Des numéros verts sont également mis à la disposition du public pour signaler tout cas suspect d’exportation illégale d’amandes, dans la continuité des dispositifs mis en place depuis 2024.
Une filière karité stratégique, mais déséquilibrée
Si le gouvernement durcit le ton, c’est parce que la filière karité est loin d’être marginale pour l’économie burkinabè.
Selon des données relayées par des institutions régionales et par la presse spécialisée :
- le Burkina Faso est l’un des premiers exportateurs mondiaux d’amandes de karité, derrière le Nigéria ;
- la filière constitue un pilier de revenus pour des centaines de milliers de femmes rurales, engagées dans la collecte, le séchage et la transformation ;
- les exportations combinées d’amandes et de beurre de karité ont généré plus de 60 milliards de F CFA de recettes en 2023 ;
- la production annuelle d’amandes est estimée à plusieurs centaines de milliers de tonnes, mais la majeure partie est encore exportée à l’état brut, sans transformation locale suffisante.
Les analyses économiques rappellent que l’exportation de matières premières brutes, au lieu de produits transformés (beurre de karité, dérivés cosmétiques, ingrédients de haute valeur), limite la valeur ajoutée captée par le Burkina Faso et prive le pays de recettes fiscales, d’emplois industriels et de savoir-faire.

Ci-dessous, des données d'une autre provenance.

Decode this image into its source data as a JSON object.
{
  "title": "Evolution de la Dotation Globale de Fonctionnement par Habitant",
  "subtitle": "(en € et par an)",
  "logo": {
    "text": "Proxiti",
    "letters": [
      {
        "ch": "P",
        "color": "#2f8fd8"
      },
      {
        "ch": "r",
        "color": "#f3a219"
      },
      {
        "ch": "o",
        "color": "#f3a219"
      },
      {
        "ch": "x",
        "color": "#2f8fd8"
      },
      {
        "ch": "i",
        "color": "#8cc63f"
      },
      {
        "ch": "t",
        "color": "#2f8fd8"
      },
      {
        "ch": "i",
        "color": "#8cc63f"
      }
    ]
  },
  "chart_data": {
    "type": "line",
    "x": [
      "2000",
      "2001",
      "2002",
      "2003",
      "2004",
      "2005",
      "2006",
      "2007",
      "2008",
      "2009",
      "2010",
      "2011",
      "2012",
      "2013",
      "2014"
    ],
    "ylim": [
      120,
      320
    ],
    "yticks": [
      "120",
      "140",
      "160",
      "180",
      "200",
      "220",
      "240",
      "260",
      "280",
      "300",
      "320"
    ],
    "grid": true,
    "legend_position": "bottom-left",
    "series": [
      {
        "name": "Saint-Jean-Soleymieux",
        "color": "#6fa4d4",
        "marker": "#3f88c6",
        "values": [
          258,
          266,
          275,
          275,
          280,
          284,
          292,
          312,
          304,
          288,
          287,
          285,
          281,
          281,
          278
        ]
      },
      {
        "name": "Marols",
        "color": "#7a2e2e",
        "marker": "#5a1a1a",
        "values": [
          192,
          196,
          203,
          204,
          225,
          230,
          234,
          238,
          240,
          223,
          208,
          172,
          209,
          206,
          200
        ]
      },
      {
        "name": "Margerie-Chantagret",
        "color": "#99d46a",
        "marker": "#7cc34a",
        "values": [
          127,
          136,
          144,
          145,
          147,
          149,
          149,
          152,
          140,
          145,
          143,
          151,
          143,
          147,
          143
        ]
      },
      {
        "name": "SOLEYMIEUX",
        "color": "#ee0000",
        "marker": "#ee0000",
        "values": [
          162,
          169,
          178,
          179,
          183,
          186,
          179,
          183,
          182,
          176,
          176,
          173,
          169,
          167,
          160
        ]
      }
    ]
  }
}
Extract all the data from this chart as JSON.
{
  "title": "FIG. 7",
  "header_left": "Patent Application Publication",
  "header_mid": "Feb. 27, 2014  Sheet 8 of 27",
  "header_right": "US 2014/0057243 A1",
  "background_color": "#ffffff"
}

Un pari assumé sur la transformation locale
En prolongeant la suspension de l’exportation des amandes de karité, le Burkina Faso fait le choix d’une politique industrielle volontariste :
- forcer l’approvisionnement du tissu industriel local, qui se plaignait de ne pas pouvoir sécuriser suffisamment de matière première ;
- encourager la montée en gamme de la filière via la transformation industrielle, plutôt que de laisser partir la quasi-totalité du produit à l’état brut ;
- aligner cette politique sur une stratégie plus large de souveraineté économique et de soutien aux chaînes de valeur nationales.
Reste toutefois plusieurs questions ouvertes, souvent soulevées par les acteurs de la filière :
- les capacités industrielles actuelles sont-elles suffisantes pour absorber le surplus de matière première retenu sur le territoire ?
- les petits producteurs et collectrices, en particulier les femmes, pourront-ils tirer de meilleurs prix sur le marché domestique que sur les circuits d’exportation ?
- les mesures de contrôle seront-elles appliquées de façon équitable, sans pénaliser les acteurs les plus vulnérables ?
En prolongeant la suspension de l’exportation des amandes de karité, le Burkina ne joue pas seulement sur une variable de commerce extérieur. Le pays teste sa capacité à transformer une filière d’exportation classique en un véritable levier d’industrialisation et de souveraineté économique. Reste à savoir si la transformation locale suivra le rythme de la décision politique – ou si la matière première, bloquée aux frontières, finira par étouffer des acteurs qui, eux aussi, cherchent simplement à vivre de l’arbre à karité.